A-1894-24 10 Defendant also argues the trial court erred in finding the predicate act of
harassment. He claims, contrary to the court's finding, plaintiff did not testify
he got out of his car and screamed at her, but rather, he started "shouting stuff"
at her after one of their children rolled down the window. Defendant emphasizes
plaintiff did not testify about what he allegedly said, how he said it, or how long
the exchange was. Nevertheless, he asserts, even if plaintiff's recitation of the
facts were true, her testimony he was "shouting stuff" at her was insufficient for
the court to find harassment. Defendant also points out the court failed to
identify the subsection of the harassment statute upon which its finding was
based. Assuming the court relied on N.J.S.A. 2C:33-4(c), he contends the
alleged September 29 conduct was a single incident, and it did not satisfy the
definition of harassment.
Additionally, defendant argues the court erred in finding an FRO was
necessary for plaintiff's protection because she did not sustain an injury in the
prior alleged assaults. He therefore claims she failed to demonstrate the need
for an FRO.
Having considered the record and the applicable law, we are constrained
to conclude the trial court's findings of fact and conclusions of law were
insufficient to enable us to understand how it arrived at its decision. Although
A-1894-24 11 it found defendant committed harassment, the court did so without any
explanation or meaningful discussion of the parties' testimony or application of
the facts to the statute. The court also made no findings regarding whether
defendant acted with a "purpose to harass." See J.D., 207 N.J. at 477; Hoffman,
149 N.J. at 580-81. Although the court found defendant was "in fear" of
defendant, it neither explained its conclusion nor addressed N.J.S.A. 2C:25-
29(a)(1)-(7) to help us understand whether an FRO was necessary "to protect
. . . [plaintiff] from an immediate danger or to prevent further abuse." Silver,
387 N.J. Super. at 127.
The court made no credibility findings. Even if we inferred it found
plaintiff credible based on its conclusion defendant "horribly harassed " her, the
court made no reference to defendant's testimony disputing plaintiff's
allegations. It did not address defendant's denial of the alleged harassment or
prior assaults, explain why it rejected defendant's version of the September 29
incident, or evaluate the substance of the parties' differing stories.

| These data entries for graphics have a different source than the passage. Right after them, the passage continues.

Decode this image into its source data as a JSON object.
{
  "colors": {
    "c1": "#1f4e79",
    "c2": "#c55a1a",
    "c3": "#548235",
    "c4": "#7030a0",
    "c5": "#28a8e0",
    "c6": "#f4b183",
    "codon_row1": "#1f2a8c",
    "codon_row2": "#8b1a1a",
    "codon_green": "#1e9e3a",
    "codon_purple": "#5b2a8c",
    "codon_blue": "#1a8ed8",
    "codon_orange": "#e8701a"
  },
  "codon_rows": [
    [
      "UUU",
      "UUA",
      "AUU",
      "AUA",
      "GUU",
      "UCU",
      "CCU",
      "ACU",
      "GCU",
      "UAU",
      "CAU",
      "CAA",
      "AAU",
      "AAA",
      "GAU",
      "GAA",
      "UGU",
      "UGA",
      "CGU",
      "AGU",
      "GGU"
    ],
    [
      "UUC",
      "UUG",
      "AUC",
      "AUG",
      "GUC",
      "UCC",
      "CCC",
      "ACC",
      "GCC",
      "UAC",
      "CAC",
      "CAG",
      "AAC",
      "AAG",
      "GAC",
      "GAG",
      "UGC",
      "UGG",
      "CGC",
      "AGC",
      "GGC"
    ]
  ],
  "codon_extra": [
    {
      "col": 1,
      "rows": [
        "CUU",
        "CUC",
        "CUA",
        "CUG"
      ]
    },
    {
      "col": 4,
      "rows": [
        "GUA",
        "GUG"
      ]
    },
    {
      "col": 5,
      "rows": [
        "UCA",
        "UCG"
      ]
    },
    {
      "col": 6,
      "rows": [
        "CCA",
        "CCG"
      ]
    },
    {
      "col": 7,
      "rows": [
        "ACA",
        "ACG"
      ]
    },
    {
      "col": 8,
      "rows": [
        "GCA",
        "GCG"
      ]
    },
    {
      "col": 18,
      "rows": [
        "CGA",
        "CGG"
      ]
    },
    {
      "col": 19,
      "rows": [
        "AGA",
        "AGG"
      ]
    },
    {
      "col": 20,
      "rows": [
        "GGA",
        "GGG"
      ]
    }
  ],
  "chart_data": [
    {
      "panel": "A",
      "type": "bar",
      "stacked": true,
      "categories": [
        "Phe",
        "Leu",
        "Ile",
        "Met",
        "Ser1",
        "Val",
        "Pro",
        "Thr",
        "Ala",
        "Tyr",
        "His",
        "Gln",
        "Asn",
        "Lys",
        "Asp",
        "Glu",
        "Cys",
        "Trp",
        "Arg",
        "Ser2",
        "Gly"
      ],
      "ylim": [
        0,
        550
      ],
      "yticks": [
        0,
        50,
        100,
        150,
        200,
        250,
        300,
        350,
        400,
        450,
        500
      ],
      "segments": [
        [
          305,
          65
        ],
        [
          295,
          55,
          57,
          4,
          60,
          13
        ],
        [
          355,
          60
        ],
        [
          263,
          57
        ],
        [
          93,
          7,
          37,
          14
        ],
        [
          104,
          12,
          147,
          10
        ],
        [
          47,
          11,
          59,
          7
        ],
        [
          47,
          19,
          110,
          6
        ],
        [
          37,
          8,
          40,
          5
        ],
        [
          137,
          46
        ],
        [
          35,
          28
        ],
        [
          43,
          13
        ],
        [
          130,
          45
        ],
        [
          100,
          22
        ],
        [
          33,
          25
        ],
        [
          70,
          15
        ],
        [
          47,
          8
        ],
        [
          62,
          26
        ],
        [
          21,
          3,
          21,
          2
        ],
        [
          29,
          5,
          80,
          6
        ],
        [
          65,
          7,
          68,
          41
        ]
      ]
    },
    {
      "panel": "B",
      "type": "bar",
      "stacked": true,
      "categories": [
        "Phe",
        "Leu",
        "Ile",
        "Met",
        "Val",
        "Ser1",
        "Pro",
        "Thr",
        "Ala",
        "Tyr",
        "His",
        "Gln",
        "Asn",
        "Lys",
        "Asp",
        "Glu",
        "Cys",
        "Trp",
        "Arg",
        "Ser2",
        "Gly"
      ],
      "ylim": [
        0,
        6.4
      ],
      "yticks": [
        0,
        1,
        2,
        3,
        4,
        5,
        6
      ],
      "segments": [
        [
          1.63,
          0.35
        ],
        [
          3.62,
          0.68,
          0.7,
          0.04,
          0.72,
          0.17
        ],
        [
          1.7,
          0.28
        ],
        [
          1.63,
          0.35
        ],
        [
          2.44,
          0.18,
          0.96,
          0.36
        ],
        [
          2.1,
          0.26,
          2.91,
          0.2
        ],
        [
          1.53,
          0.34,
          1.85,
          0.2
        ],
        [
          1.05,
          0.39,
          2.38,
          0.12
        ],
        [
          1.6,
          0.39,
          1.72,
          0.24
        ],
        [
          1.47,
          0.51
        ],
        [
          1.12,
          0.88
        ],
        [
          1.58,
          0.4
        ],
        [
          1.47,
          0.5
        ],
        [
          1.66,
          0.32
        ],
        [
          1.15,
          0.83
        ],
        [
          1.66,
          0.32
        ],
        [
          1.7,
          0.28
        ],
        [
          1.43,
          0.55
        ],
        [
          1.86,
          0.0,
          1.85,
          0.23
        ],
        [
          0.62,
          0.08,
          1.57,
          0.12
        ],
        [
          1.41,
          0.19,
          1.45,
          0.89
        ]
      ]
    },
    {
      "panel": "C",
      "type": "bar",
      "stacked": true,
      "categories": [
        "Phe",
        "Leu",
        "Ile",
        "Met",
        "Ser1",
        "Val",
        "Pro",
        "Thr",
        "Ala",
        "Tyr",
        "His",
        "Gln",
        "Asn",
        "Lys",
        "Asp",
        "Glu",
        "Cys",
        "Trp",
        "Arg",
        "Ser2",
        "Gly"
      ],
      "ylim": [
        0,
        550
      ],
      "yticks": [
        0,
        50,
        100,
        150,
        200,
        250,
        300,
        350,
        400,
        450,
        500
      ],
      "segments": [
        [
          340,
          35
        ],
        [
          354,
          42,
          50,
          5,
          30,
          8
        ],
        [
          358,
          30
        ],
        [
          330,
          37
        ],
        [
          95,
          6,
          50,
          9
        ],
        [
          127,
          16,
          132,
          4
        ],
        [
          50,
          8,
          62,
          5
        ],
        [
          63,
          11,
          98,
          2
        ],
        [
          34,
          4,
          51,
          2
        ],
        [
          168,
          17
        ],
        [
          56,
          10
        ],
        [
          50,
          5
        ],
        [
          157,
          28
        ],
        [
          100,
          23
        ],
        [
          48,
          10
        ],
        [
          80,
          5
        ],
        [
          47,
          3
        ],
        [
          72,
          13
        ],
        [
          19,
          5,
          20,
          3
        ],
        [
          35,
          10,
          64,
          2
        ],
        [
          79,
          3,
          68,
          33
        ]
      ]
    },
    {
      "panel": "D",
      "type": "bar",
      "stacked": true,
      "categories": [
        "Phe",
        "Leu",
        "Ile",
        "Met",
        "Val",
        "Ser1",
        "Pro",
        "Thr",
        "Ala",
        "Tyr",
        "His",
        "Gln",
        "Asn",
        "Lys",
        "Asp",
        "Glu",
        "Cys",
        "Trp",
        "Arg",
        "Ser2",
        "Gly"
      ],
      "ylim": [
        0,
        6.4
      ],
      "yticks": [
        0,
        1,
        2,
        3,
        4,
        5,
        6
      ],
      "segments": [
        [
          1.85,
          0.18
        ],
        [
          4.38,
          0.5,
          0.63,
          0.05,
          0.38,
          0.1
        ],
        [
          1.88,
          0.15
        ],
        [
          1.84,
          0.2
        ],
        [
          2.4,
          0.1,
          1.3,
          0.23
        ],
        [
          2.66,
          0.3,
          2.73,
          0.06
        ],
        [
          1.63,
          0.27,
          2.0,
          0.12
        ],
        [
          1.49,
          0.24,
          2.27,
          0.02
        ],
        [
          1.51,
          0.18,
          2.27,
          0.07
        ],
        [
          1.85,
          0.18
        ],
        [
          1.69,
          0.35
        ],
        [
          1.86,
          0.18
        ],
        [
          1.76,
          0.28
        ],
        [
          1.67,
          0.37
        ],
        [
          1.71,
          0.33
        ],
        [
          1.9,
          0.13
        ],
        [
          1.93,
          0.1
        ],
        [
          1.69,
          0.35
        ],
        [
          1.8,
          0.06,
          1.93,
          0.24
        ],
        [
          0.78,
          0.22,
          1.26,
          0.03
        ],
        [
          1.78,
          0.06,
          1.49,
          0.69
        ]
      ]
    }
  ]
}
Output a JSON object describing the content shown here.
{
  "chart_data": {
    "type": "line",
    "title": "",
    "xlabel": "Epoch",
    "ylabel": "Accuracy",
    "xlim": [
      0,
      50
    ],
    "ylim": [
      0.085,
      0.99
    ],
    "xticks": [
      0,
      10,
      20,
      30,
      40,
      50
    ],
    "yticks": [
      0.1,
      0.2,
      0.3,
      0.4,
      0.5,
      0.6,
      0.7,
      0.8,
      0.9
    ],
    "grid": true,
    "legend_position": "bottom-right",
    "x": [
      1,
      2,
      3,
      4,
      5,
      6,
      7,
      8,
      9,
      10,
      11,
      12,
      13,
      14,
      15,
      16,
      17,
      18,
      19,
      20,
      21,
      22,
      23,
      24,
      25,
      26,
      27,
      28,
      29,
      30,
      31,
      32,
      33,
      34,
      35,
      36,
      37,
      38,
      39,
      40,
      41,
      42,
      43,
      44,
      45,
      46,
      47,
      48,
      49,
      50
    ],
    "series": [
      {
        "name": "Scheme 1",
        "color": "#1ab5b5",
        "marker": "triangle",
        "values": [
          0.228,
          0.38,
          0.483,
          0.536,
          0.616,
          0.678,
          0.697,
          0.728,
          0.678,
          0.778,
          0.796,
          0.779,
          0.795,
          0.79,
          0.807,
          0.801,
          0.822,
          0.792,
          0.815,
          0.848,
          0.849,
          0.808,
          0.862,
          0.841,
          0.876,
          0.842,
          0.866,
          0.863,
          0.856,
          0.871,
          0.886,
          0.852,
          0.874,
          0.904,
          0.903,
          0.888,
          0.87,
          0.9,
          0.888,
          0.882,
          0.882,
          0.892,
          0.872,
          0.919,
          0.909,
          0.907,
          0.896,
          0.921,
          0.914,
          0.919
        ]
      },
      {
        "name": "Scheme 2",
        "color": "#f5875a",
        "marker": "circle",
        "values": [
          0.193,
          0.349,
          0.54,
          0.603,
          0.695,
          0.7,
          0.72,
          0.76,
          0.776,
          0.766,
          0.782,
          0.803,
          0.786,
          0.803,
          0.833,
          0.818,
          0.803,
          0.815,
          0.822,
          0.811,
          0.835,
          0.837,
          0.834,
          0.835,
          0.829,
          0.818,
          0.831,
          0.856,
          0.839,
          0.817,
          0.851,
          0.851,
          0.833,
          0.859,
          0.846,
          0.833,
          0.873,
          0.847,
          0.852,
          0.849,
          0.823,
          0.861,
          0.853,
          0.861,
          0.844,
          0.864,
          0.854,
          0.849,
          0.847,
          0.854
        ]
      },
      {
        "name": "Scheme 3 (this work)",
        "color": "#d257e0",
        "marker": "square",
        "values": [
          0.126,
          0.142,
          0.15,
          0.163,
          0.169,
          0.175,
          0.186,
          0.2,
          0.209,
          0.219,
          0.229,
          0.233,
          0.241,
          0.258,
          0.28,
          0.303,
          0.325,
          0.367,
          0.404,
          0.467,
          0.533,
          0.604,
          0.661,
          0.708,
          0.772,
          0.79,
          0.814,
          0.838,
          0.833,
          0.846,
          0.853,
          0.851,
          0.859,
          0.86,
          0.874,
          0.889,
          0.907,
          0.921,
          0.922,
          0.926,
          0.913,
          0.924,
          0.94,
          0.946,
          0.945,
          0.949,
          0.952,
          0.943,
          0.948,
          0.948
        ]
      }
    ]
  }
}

The court made an inadequate record of its limited evidentiary rulings.
When defendant sought to introduce the September 29, 2024 email, the court
denied its admission into evidence as irrelevant without permitting defendant an
opportunity to explain its relevance.
A-1894-24 12 For these reasons, we vacate the FRO, reinstate the TRO, and remand the
matter for a new trial. On remand, the case should be reassigned to a different
judge because although the judge did not make appropriate credibility findings,
he did express his opinion on the outcome. R. 1:12-1(d). Lastly, our opinion
should in no way be construed as an expression of whether plaintiff should
receive an FRO when the matter is re-tried.
Vacated and remanded. We do not retain jurisdiction.